3.27      Officials from Treasury and the Department of Prime Minister and Cabinet explained the government's decision to stagger the introduction of the legislation and the regulations. Mr Martin Jacobs from Treasury told the committee:

...there was certainly a clear message that the sector wanted additional time to be involved in consultation on the development of the financial reporting and governance regulations. So the government has announced a staged implementation of the ACNC, including that those reporting and governance arrangements would not commence until 1 July 2013 and that they would be subject to a detailed consultation process.[21]

...there is clear support from the sector for the establishment of the ACNC from 1 October this year and then to allow further time to develop those governance and reporting regulations.[22]

3.28      Mr Ronalds drew the committee's attention to the often protracted negotiations between the Commonwealth and state and territory governments through the Council of Australian Government (COAG) process.

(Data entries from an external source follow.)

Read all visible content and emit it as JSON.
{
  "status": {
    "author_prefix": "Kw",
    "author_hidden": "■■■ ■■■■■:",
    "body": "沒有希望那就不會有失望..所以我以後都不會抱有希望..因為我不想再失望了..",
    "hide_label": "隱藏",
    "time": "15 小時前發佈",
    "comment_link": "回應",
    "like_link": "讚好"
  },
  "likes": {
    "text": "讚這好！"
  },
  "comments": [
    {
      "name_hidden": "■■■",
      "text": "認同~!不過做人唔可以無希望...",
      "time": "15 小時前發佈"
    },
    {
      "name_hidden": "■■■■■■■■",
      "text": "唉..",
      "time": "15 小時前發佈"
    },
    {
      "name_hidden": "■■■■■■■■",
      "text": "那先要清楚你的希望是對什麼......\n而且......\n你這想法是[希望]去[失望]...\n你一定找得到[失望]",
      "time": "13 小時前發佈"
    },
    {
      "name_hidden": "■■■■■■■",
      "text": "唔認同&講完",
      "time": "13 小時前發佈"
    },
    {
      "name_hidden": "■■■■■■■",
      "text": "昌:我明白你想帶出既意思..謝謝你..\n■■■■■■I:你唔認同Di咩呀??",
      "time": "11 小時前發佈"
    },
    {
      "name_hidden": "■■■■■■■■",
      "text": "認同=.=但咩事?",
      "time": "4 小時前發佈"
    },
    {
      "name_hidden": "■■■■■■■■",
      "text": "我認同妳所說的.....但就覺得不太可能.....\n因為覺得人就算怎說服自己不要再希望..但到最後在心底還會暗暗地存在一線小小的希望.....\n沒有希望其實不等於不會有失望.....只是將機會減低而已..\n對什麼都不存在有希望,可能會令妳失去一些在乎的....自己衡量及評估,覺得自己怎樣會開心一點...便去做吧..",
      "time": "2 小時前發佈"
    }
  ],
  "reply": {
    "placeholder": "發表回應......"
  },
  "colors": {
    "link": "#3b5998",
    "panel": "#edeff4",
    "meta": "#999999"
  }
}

He told the committee:

Our perspective is that it was much better to begin the regulatory reform process, to make the improvements at the Commonwealth level and to then work very constructively with the states and territories, and that is in fact what is going on. There has been significant work with the states and territories already about what could be done and it is certainly my firm view that, if the regulator is established on 1 October, the momentum will only build both from the sector and from our work directly with states and territories.[23]

3.29      However, Mr Ronalds noted that while there are differences of view as to the specific reporting and governance standards, this should not be interpreted as a sign that the not for profit reform agenda has lost support. As he told the committee:

What I would say is that I do not think that there are any states that are not on board. All of the states and territories that I have been negotiating with have made that very clear, and in fact this is reflected in the COAG communiques for at least the last two COAG meetings. All states and territories are committed to red tape reduction and the significant benefits that can flow from a one-stop shop national regulator.[24]

...

I think they are waiting for the bill to be passed before they put anything formally on the table. Obviously we have an extensive process around the governance and reporting standards that they are most interested in, but they have all formally signed on to participating in the process. Their willingness to participate in the process is very clear from the COAG communiques of the last two meetings. Once the bill is passed, assuming it is, I think you will see even more significant momentum from individual states and territories, and over time from all of them, to reform their own regulatory arrangements to make sure that they minimise any regulatory duplication.[25]

Committee view

3.30      The committee strongly supports the timetable for the commencement of both the ACNC and the governance standards and reporting requirements. It is important that the ACNC commence as scheduled on 1 October 2012 and that it has as one of its first key tasks the negotiation of clear and effective governance and reporting requirements for the diverse not-for-profit sector. The accomplishment of this task will give the many stakeholders in the sector great confidence in the role and the expectations of the ACNC Commissioner.

Recommendation 3.1

3.31      The committee recommends that upon the establishment of the Australian Charities and Not-for-profits commission on 1 October 2012, the Commissioner promptly engages stakeholders to devise a set of governance standards and reporting requirements for the sector. These requirements must balance the need for probity and transparency with an acknowledgement of the time and cost that these arrangements may pose, particularly for smaller entities.

Recommendation 3.2

3.32      The committee recommends that the Australian Charities and Not-for-profits (Consequential and Transitional) Bill 2012 be passed.